Jacheć Wojciech, Tomasik Andrzej, Polewczyk Anna, Kutarski Andrzej
2nd Department of Cardiology, Medical Faculty with Dentistry Division in Zabrze, Silesian Medical University, Katowice, Poland.
2nd Clinical Cardiology Department, Świętokrzyskie Cardiology Center, Kielce, Poland.
Pacing Clin Electrophysiol. 2017 Oct;40(10):1139-1146. doi: 10.1111/pace.13173. Epub 2017 Sep 27.
Implantable cardioverter-defibrillator (ICD) and cardiac resynchronization therapy defibrillator (CRT-D) systems are considered as having higher risk of complication and shorter durability but reasons of this multifactorial phenomenon remain unclear. We aimed to analyze this problem in population of patients with ICD leads referred for lead extraction (TLE).

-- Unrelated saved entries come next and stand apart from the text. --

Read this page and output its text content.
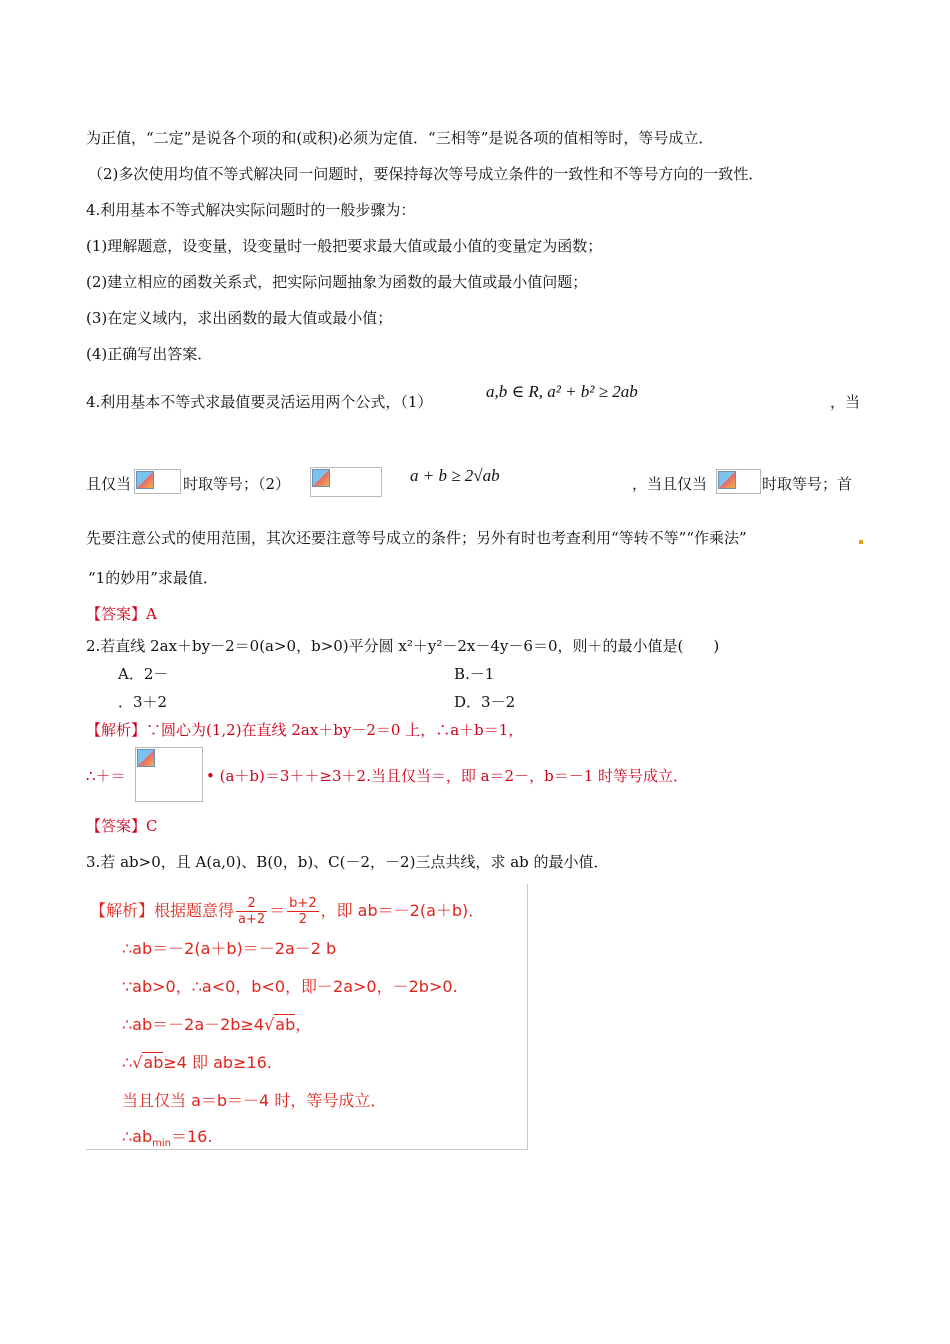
为正值，“二定”是说各个项的和(或积)必须为定值．“三相等”是说各项的值相等时，等号成立．
（2)多次使用均值不等式解决同一问题时，要保持每次等号成立条件的一致性和不等号方向的一致性．
4.利用基本不等式解决实际问题时的一般步骤为：
(1)理解题意，设变量，设变量时一般把要求最大值或最小值的变量定为函数；
(2)建立相应的函数关系式，把实际问题抽象为函数的最大值或最小值问题；
(3)在定义域内，求出函数的最大值或最小值；
(4)正确写出答案．
4.利用基本不等式求最值要灵活运用两个公式，（1）
a,b ∈ R, a² + b² ≥ 2ab
，当
且仅当	时取等号；（2）	a + b ≥ 2√ab	，当且仅当	时取等号；首
先要注意公式的使用范围，其次还要注意等号成立的条件；另外有时也考查利用“等转不等”“作乘法”
“1的妙用”求最值．
【答案】A
2.若直线 2ax＋by－2＝0(a>0，b>0)平分圆 x²＋y²－2x－4y－6＝0，则＋的最小值是(　　)
A．2－	B.－1
．3＋2	D．3－2
【解析】∵圆心为(1,2)在直线 2ax＋by－2＝0 上，∴a＋b＝1，
∴＋＝	• (a＋b)＝3＋＋≥3＋2.当且仅当＝，即 a＝2－，b＝－1 时等号成立．
【答案】C
3.若 ab>0，且 A(a,0)、B(0，b)、C(－2，－2)三点共线，求 ab 的最小值．
【解析】根据题意得 $\frac{2}{a+2} = \frac{b+2}{2}$ ，即 ab＝－2(a＋b)．
∴ab＝－2(a＋b)＝－2a－2 b
∵ab>0，∴a<0，b<0，即－2a>0，－2b>0.
∴ab＝－2a－2b≥4√ab，
∴√ab≥4 即 ab≥16.
当且仅当 a＝b＝－4 时，等号成立．
$\therefore ab_{min}=16$.
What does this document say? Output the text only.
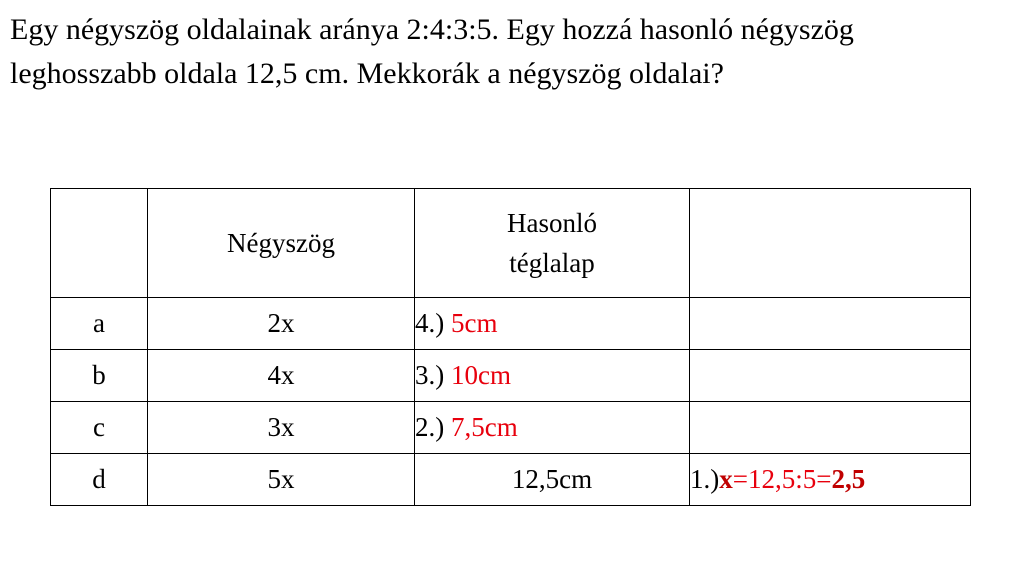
Egy négyszög oldalainak aránya 2:4:3:5. Egy hozzá hasonló négyszög leghosszabb oldala 12,5 cm. Mekkorák a négyszög oldalai?

	Négyszög	Hasonló
téglalap	

a	2x	4.) 5cm	
b	4x	3.) 10cm	
c	3x	2.) 7,5cm	
d	5x	12,5cm	1.)x=12,5:5=2,5
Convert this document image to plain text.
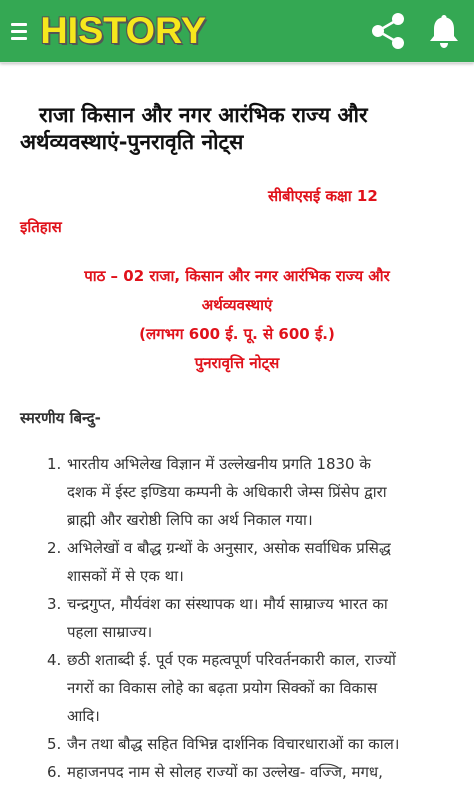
HISTORY
राजा किसान और नगर आरंभिक राज्य और
अर्थव्यवस्थाएं-पुनरावृति नोट्स
सीबीएसई कक्षा 12
इतिहास
पाठ – 02 राजा, किसान और नगर आरंभिक राज्य और
अर्थव्यवस्थाएं
(लगभग 600 ई. पू. से 600 ई.)
पुनरावृत्ति नोट्स
स्मरणीय बिन्दु-
1. भारतीय अभिलेख विज्ञान में उल्लेखनीय प्रगति 1830 के
दशक में ईस्ट इण्डिया कम्पनी के अधिकारी जेम्स प्रिंसेप द्वारा
ब्राह्मी और खरोष्ठी लिपि का अर्थ निकाल गया।
2. अभिलेखों व बौद्ध ग्रन्थों के अनुसार, असोक सर्वाधिक प्रसिद्ध
शासकों में से एक था।
3. चन्द्रगुप्त, मौर्यवंश का संस्थापक था। मौर्य साम्राज्य भारत का
पहला साम्राज्य।
4. छठी शताब्दी ई. पूर्व एक महत्वपूर्ण परिवर्तनकारी काल, राज्यों
नगरों का विकास लोहे का बढ़ता प्रयोग सिक्कों का विकास
आदि।
5. जैन तथा बौद्ध सहित विभिन्न दार्शनिक विचारधाराओं का काल।
6. महाजनपद नाम से सोलह राज्यों का उल्लेख- वज्जि, मगध,
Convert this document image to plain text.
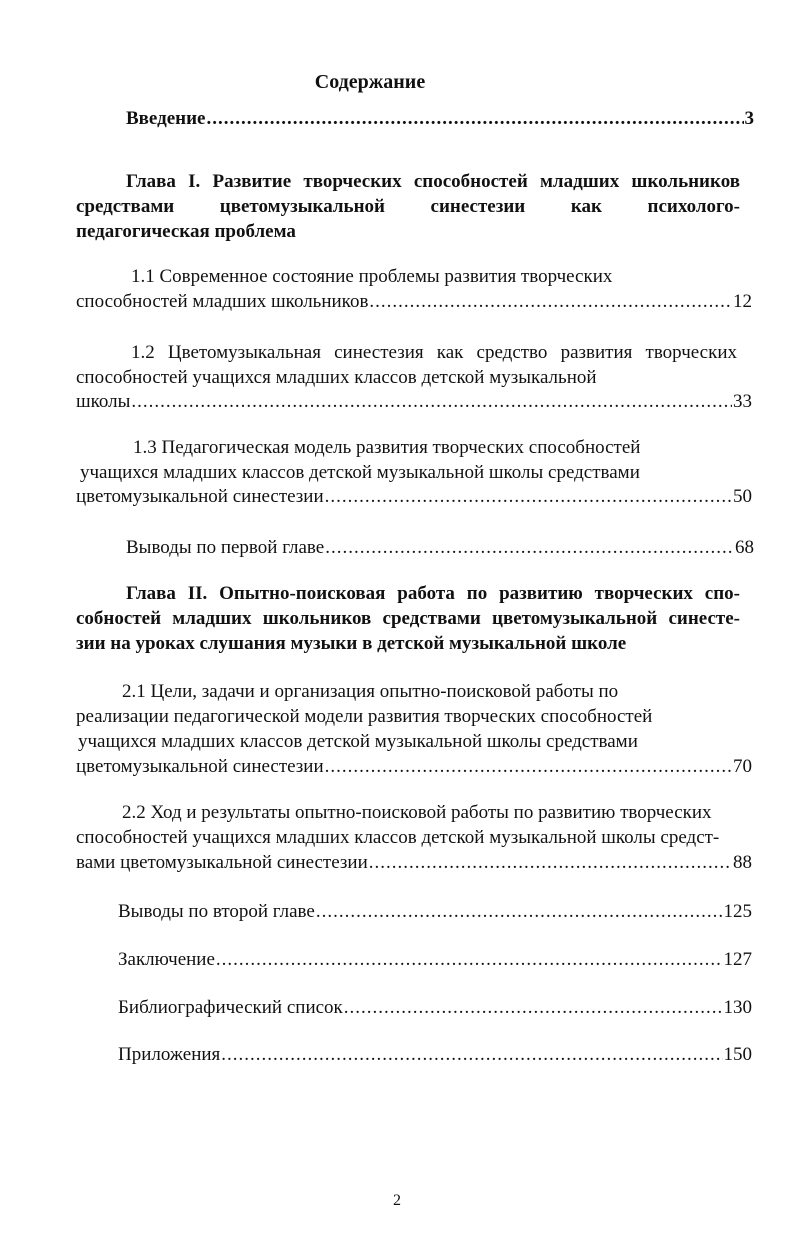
Содержание
Введение .....	3
Глава I. Развитие творческих способностей младших школьников
средствами цветомузыкальной синестезии как психолого-
педагогическая проблема
1.1 Современное состояние проблемы развития творческих
способностей младших школьников .....	12
1.2 Цветомузыкальная синестезия как средство развития творческих
способностей учащихся младших классов детской музыкальной
школы .....	33
1.3 Педагогическая модель развития творческих способностей
учащихся младших классов детской музыкальной школы средствами
цветомузыкальной синестезии .....	50
Выводы по первой главе .....	68
Глава II. Опытно-поисковая работа по развитию творческих спо-
собностей младших школьников средствами цветомузыкальной синесте-
зии на уроках слушания музыки в детской музыкальной школе
2.1 Цели, задачи и организация опытно-поисковой работы по
реализации педагогической модели развития творческих способностей
учащихся младших классов детской музыкальной школы средствами
цветомузыкальной синестезии .....	70
2.2 Ход и результаты опытно-поисковой работы по развитию творческих
способностей учащихся младших классов детской музыкальной школы средст-
вами цветомузыкальной синестезии .....	88
Выводы по второй главе .....	125
Заключение .....	127
Библиографический список .....	130
Приложения .....	150
2
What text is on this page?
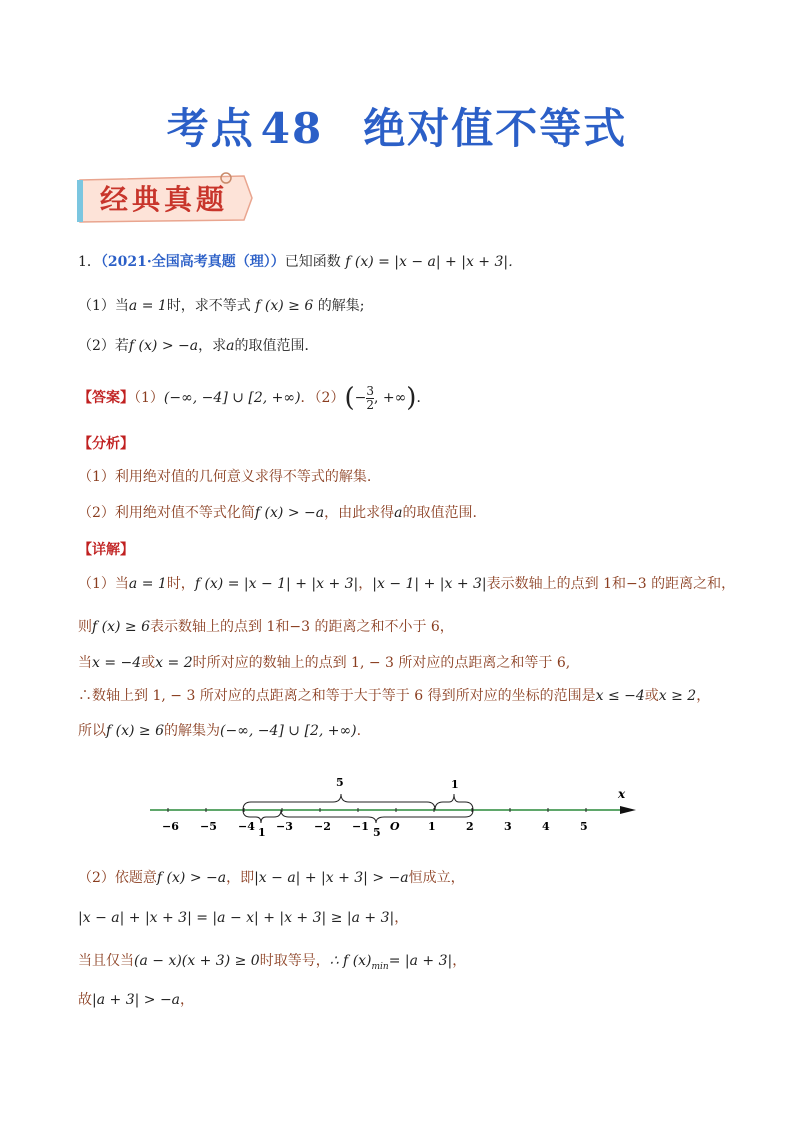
考点 48 绝对值不等式
经典真题
1．（2021·全国高考真题（理））已知函数 f (x) = |x − a| + |x + 3|．
（1）当a = 1时，求不等式 f (x) ≥ 6 的解集;
（2）若f (x) > −a，求a的取值范围．
【答案】（1）(−∞, −4] ∪ [2, +∞)．$(2)(- \frac{3}{2}$ , +∞)．
【分析】
（1）利用绝对值的几何意义求得不等式的解集.
（2）利用绝对值不等式化简f (x) > −a，由此求得a的取值范围.
【详解】
（1）当a = 1时，f (x) = |x − 1| + |x + 3|，|x − 1| + |x + 3|表示数轴上的点到 1和−3 的距离之和，
则f (x) ≥ 6表示数轴上的点到 1和−3 的距离之和不小于 6，
当x = −4或x = 2时所对应的数轴上的点到 1, − 3 所对应的点距离之和等于 6,
∴数轴上到 1, − 3 所对应的点距离之和等于大于等于 6 得到所对应的坐标的范围是x ≤ −4或x ≥ 2，
所以f (x) ≥ 6的解集为(−∞, −4] ∪ [2, +∞).
x
−6 −5 −4 −3 −2 −1 O	1	2	3	4	5
5	1
1	5
（2）依题意f (x) > −a，即|x − a| + |x + 3| > −a恒成立，
|x − a| + |x + 3| = |a − x| + |x + 3| ≥ |a + 3|，
当且仅当(a − x)(x + 3) ≥ 0时取等号，∴ f $(x)_{min}= |a + 3|$，
故|a + 3| > −a，
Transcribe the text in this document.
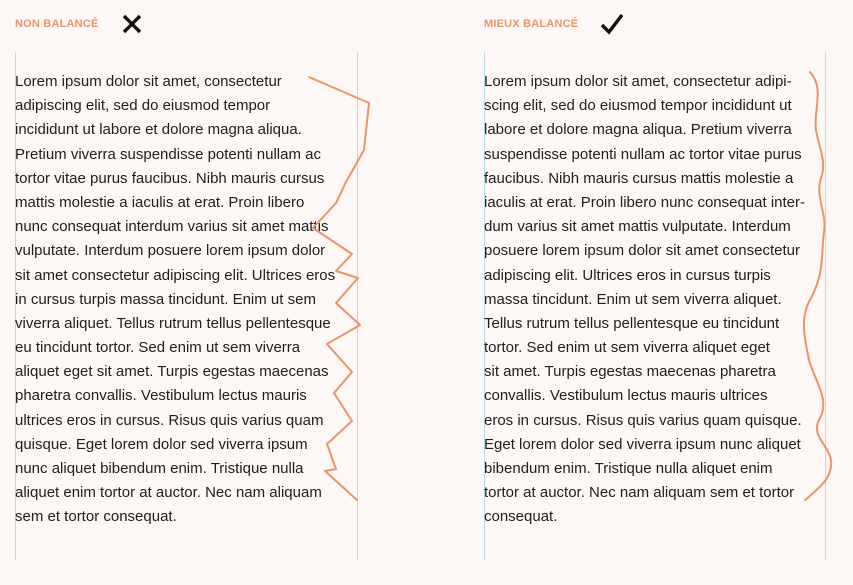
NON BALANCÉ
Lorem ipsum dolor sit amet, consectetur
adipiscing elit, sed do eiusmod tempor
incididunt ut labore et dolore magna aliqua.
Pretium viverra suspendisse potenti nullam ac
tortor vitae purus faucibus. Nibh mauris cursus
mattis molestie a iaculis at erat. Proin libero
nunc consequat interdum varius sit amet mattis
vulputate. Interdum posuere lorem ipsum dolor
sit amet consectetur adipiscing elit. Ultrices eros
in cursus turpis massa tincidunt. Enim ut sem
viverra aliquet. Tellus rutrum tellus pellentesque
eu tincidunt tortor. Sed enim ut sem viverra
aliquet eget sit amet. Turpis egestas maecenas
pharetra convallis. Vestibulum lectus mauris
ultrices eros in cursus. Risus quis varius quam
quisque. Eget lorem dolor sed viverra ipsum
nunc aliquet bibendum enim. Tristique nulla
aliquet enim tortor at auctor. Nec nam aliquam
sem et tortor consequat.
MIEUX BALANCÉ
Lorem ipsum dolor sit amet, consectetur adipi-
scing elit, sed do eiusmod tempor incididunt ut
labore et dolore magna aliqua. Pretium viverra
suspendisse potenti nullam ac tortor vitae purus
faucibus. Nibh mauris cursus mattis molestie a
iaculis at erat. Proin libero nunc consequat inter-
dum varius sit amet mattis vulputate. Interdum
posuere lorem ipsum dolor sit amet consectetur
adipiscing elit. Ultrices eros in cursus turpis
massa tincidunt. Enim ut sem viverra aliquet.
Tellus rutrum tellus pellentesque eu tincidunt
tortor. Sed enim ut sem viverra aliquet eget
sit amet. Turpis egestas maecenas pharetra
convallis. Vestibulum lectus mauris ultrices
eros in cursus. Risus quis varius quam quisque.
Eget lorem dolor sed viverra ipsum nunc aliquet
bibendum enim. Tristique nulla aliquet enim
tortor at auctor. Nec nam aliquam sem et tortor
consequat.
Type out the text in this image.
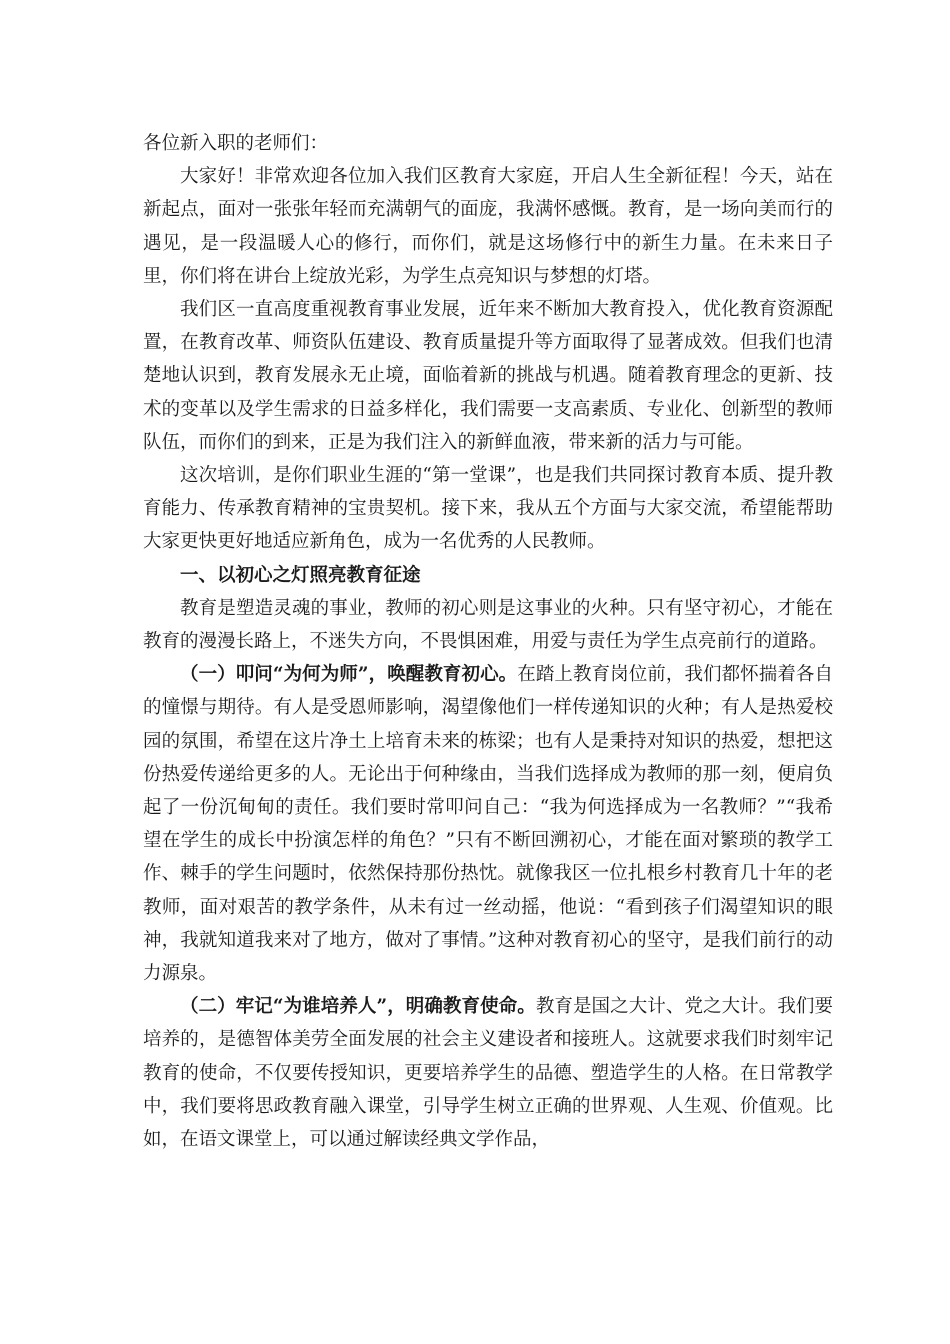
各位新入职的老师们：

大家好！非常欢迎各位加入我们区教育大家庭，开启人生全新征程！今天，站在新起点，面对一张张年轻而充满朝气的面庞，我满怀感慨。教育，是一场向美而行的遇见，是一段温暖人心的修行，而你们，就是这场修行中的新生力量。在未来日子里，你们将在讲台上绽放光彩，为学生点亮知识与梦想的灯塔。

我们区一直高度重视教育事业发展，近年来不断加大教育投入，优化教育资源配置，在教育改革、师资队伍建设、教育质量提升等方面取得了显著成效。但我们也清楚地认识到，教育发展永无止境，面临着新的挑战与机遇。随着教育理念的更新、技术的变革以及学生需求的日益多样化，我们需要一支高素质、专业化、创新型的教师队伍，而你们的到来，正是为我们注入的新鲜血液，带来新的活力与可能。

这次培训，是你们职业生涯的“第一堂课”，也是我们共同探讨教育本质、提升教育能力、传承教育精神的宝贵契机。接下来，我从五个方面与大家交流，希望能帮助大家更快更好地适应新角色，成为一名优秀的人民教师。

一、以初心之灯照亮教育征途

教育是塑造灵魂的事业，教师的初心则是这事业的火种。只有坚守初心，才能在教育的漫漫长路上，不迷失方向，不畏惧困难，用爱与责任为学生点亮前行的道路。

（一）叩问“为何为师”，唤醒教育初心。在踏上教育岗位前，我们都怀揣着各自的憧憬与期待。有人是受恩师影响，渴望像他们一样传递知识的火种；有人是热爱校园的氛围，希望在这片净土上培育未来的栋梁；也有人是秉持对知识的热爱，想把这份热爱传递给更多的人。无论出于何种缘由，当我们选择成为教师的那一刻，便肩负起了一份沉甸甸的责任。我们要时常叩问自己：“我为何选择成为一名教师？”“我希望在学生的成长中扮演怎样的角色？”只有不断回溯初心，才能在面对繁琐的教学工作、棘手的学生问题时，依然保持那份热忱。就像我区一位扎根乡村教育几十年的老教师，面对艰苦的教学条件，从未有过一丝动摇，他说：“看到孩子们渴望知识的眼神，我就知道我来对了地方，做对了事情。”这种对教育初心的坚守，是我们前行的动力源泉。

（二）牢记“为谁培养人”，明确教育使命。教育是国之大计、党之大计。我们要培养的，是德智体美劳全面发展的社会主义建设者和接班人。这就要求我们时刻牢记教育的使命，不仅要传授知识，更要培养学生的品德、塑造学生的人格。在日常教学中，我们要将思政教育融入课堂，引导学生树立正确的世界观、人生观、价值观。比如，在语文课堂上，可以通过解读经典文学作品，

We have compared TLE indications, procedural results, and defined the long-term outcomes of TLE in patients with ICD/CRT-D devices (n = 482, ICD (+)) with lead extractions in patients with standard pacemakers (n = 1,402, ICD (-)). Demographic, clinical characteristics, and procedural outcomes were ascertained from single, primary operator registry. Long-term survival data were provided by the National Health Fund.
The ICD (+) subgroup had a significantly higher incidence rate of either infective or noninfective indications for TLE. The clinical success rate of extraction was 99.2% in ICD (+) versus 97.4% in ICD (-) (P = 0.05) at a complication rate of 1.04% versus 2.14% (NS), respectively. In the median follow-up of 3.39 years, 142 patients from the ICD (+) subgroup and 303 from the ICD (-) subgroup died. The highest mortality rate of 41.1% was observed in the ICD (+) subgroup with infective indications. Infection, renal failure, diabetes, and age were the multivariate factors associated with increased mortality in the ICD (+) subgroup.
ICD leads remain more vulnerable, with respect to mechanical failure and their propensity to infection, in comparison to pacing leads. Their TLE is very effective at least complication rate, when performed by a highly skilled and experienced operator. However, long-term mortality after their TLE is high and is affected mostly by infections or patient-related factors.
植入式心脏复律除颤器(ICD)和心脏再同步治疗除颤器(CRT-D)系统被认为具有较高的并发症风险和较短的耐用性,但这种多因素现象的原因仍不清楚。我们旨在对因导线拔除(TLE)而转诊的ICD导线患者群体中的这一问题进行分析。
我们比较了TLE的适应症、手术结果,并确定了ICD/CRT-D设备患者(n = 482,ICD(+))与标准起搏器患者(n = 1402,ICD(-))导线拔除的长期结局。人口统计学、临床特征和手术结果来自单一的主刀医生登记处。长期生存数据由国家卫生基金提供。
ICD(+)亚组因感染性或非感染性适应症进行TLE的发生率显著更高。ICD(+)组的拔除临床成功率为99.2%,而ICD(-)组为97.4%(P = 0.05),并发症发生率分别为1.04%和2.14%(无显著性差异)。在中位随访3.39年时,ICD(+)亚组有142例患者死亡,ICD(-)亚组有303例患者死亡。在有感染性适应症的ICD(+)亚组中观察到最高死亡率为41.1%。感染、肾衰竭、糖尿病和年龄是与ICD(+)亚组死亡率增加相关的多变量因素。
与起搏导线相比,ICD导线在机械故障及其感染倾向方面仍然更脆弱。由技术高超且经验丰富的操作人员进行时,其TLE至少在并发症发生率方面非常有效。然而,其TLE后的长期死亡率很高,主要受感染或患者相关因素影响。